Vendor Profile:
Elizabeth Bryant

Jane Cave
Photo by Jane Cave

Elizabeth Bryant, also known as “Liz,” has had her fair share of rough patches in life. She also, however, wouldn’t trade any of what she went through. Because it brought her where it did: to Street Sense.

Liz first heard about Street Sense at an Alcoholics Anonymous meeting where she has been attending for some time. “Work makes me feel good,” Liz said, “I get to express and support myself.”

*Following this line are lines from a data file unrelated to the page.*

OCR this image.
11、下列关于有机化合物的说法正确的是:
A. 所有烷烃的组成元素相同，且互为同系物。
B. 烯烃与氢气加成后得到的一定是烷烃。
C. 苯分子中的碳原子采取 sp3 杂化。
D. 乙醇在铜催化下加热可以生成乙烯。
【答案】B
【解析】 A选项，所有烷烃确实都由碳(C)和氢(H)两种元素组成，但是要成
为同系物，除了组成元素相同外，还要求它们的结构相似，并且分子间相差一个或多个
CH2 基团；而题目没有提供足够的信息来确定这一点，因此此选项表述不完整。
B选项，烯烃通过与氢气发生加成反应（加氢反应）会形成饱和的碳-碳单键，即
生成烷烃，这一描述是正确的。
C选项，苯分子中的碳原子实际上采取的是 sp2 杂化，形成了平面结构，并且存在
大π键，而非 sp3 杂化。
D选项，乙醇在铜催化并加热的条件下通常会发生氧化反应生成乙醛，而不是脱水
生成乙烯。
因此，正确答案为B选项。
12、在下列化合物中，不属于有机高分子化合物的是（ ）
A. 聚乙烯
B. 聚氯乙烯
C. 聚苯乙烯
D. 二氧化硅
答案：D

She certainly has a story to tell, one she had thought “would ever happen to her.” After her and her husband separated, she found herself in shelters and struggling with alcohol and drug addiction. In spite of that struggle, she remembered the neighbors she grew up with. They were her safety net after being put up for adoption due to her own mother’s addiction problem. She began to seek similar community resources: help in places that were like her old neighborhood, where support had been abundant and healing.

Liz’s wake-up call originally came when she saw how her problems were affecting her children. Even now, close to the 10-year anniversary of her oldest daughter’s death from breast center at the age of 35, Liz maintains that it was her children and her faith in God that brought her the strength to get where she is now.

After stints of recovery in places like Bethany Women’s Center, Liz was able to become sober and realize that “there is more to life than drinking and drugging.”

Pursuing a GED and further education, attending church, AA meetings, and working at Street Sense have been filling up Liz’s life since then. She attests that being able to contribute to Street Sense and have a job selling the paper raises her self-esteem and helps her feel like more than a person standing on the street for others to pass by without looking.

Liz looks forward to a lot of things, such as reconnecting with her family — especially her grandkids — and finding an apartment that is better than her current one. “People think money, who you have on your arm, the car you have, the place you stay, are going to save you. But they’re not.” she said. Liz Bryant has proven that she does certainly know not only how to save herself, but how to thrive.